Mark Scholliers et Jef Vuchelen proposent de faire en sorte que le nouveau système de pension soit uniquement lié au travail. Chacun doit subvenir à ses vieux jours grâce à une activité professionnelle suffisante. Ceux qui n’ont pas travaillé ou pas suffisamment reçoivent une aide de la sécurité sociale avant l’âge de la pension ; une fois pensionnés, il n’y a pas de raison que cela change.
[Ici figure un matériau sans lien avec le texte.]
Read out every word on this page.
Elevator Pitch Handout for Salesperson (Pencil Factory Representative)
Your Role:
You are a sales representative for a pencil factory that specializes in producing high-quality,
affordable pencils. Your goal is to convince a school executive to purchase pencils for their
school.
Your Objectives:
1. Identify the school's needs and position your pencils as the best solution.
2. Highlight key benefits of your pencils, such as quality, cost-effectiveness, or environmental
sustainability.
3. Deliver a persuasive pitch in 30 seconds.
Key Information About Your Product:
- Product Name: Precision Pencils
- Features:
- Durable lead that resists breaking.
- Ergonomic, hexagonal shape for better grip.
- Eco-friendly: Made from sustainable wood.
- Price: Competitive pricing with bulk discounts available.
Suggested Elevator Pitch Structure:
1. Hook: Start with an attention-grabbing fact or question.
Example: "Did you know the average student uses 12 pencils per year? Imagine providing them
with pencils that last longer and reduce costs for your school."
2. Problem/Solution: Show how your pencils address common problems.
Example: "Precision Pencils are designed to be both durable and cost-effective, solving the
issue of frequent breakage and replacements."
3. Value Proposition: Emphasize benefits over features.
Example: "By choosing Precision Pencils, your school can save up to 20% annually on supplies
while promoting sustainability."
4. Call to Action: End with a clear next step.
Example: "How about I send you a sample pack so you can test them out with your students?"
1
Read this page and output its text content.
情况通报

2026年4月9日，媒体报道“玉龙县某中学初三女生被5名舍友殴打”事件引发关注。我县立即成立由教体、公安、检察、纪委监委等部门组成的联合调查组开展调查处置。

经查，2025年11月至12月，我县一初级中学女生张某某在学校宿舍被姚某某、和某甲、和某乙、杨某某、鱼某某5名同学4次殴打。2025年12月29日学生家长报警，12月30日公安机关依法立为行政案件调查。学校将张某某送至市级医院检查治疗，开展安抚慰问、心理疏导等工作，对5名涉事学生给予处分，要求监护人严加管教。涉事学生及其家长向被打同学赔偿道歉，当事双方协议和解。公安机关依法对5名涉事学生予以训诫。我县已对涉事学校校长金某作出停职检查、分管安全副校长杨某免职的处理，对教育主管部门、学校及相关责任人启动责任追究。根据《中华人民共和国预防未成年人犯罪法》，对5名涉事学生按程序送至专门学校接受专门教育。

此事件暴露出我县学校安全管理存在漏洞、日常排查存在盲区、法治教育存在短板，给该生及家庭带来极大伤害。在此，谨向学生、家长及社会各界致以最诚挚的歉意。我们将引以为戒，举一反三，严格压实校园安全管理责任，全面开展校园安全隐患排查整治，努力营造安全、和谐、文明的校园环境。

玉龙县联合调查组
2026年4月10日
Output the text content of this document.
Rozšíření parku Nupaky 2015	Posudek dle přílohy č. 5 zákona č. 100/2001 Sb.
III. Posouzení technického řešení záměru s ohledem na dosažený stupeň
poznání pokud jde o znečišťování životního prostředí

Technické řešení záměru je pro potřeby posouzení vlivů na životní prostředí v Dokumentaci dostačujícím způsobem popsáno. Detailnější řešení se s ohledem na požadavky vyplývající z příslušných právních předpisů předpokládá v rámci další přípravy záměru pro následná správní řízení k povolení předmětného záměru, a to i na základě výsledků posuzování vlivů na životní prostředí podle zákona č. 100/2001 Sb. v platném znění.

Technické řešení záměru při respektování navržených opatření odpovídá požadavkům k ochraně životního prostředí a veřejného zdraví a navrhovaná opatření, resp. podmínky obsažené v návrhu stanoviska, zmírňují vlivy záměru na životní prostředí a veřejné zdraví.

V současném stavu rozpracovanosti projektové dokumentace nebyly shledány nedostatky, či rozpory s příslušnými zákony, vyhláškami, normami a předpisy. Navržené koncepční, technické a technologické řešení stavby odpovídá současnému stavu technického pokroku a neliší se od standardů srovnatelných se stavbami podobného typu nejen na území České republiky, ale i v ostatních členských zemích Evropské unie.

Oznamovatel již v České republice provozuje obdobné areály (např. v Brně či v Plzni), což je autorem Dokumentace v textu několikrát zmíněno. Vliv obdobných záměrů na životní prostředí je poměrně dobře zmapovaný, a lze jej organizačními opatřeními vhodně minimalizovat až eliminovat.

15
La pension serait composée de deux volets: d’une part une pension de base de 1.000 ?, identique pour tout le monde et soutenue par la solidarité, et une pension complémentaire obligatoire de 500 ?, sur base de la capitalisation. Chaque année, ces montants seraient indexés en fonction de l’inflation.  » Ce système très simple offrirait à nombre d’employés et d’indépendants une meilleure pension que dans le système actuel, tout en réduisant considérablement les dépenses administratives, précisent les économistes. Mais cela veut également dire que le montant des cotisations pour la pension devra être revu à la hausse, jusqu’à représenter minimum 20% du salaire. Les salariés et les patrons pourront ajouter à cette somme une pension complémentaire (l’actuelle assurance-groupe) qui ne coûtera rien à l’Etat. Chacun sera, en outre, libre d’épargner en vue de sa future retraite. « 

Les deux auteurs reconnaissent qu’on ne peut pas se contenter de balayer l’héritage du passé. C’est pourquoi ils proposent de mettre ce nouveau système en place très progressivement, dès 18 ans pour les personnes qui se lancent aujourd’hui sur le marché de l’emploi. Pour les travailleurs actuels, la pension légale et la pension complémentaire resteraient d’application.  » La transition va prendre un certain temps, assurent Mark Scholliers et Jef Vuchelen. Environ trois générations, soit 80 ans. C’est pourquoi il importe de commencer dès maintenant. « 

97,13 € par mois pendant 47 ans

Mark Scholliers et Jef Vuchelen ont également calculé la façon dont chaque futur pensionné va augmenter ses rentrées. Ils partent de la pension de base de 1.000 €, additionnée de 500 € de pension complémentaire par capitalisation ou 6.000 € par an. Pour financer cette pension complémentaire, il faut qu’à 67 ans, avec encore 20 ans d’espérance de vie, vous ayez épargné 120.000 €. Avec une inflation de 3,4 % (la moyenne depuis 1948), il faut que votre capitalisation rapporte +/- 3 % par an. Avec les faibles taux d’intérêt que nous connaissons actuellement, cela semble beaucoup mais c’est nettement moins que le rendement moyen garanti par les placements depuis 1948.

Selon ce modèle de pension, une personne qui travaille de 20 ans à 67 ans (47 années de carrière) doit mettre chaque mois de côté 97,13 € – ou, au total, 54.781 € (97,13 € x 12 mois x 47 ans) – pour arriver à 120.000 €, sans compter les frais et les impôts prélevés sur les placements. A en croire Mark Scholliers et Jef Vuchelen, c’est tout à fait réalisable quand on perçoit un salaire moyen.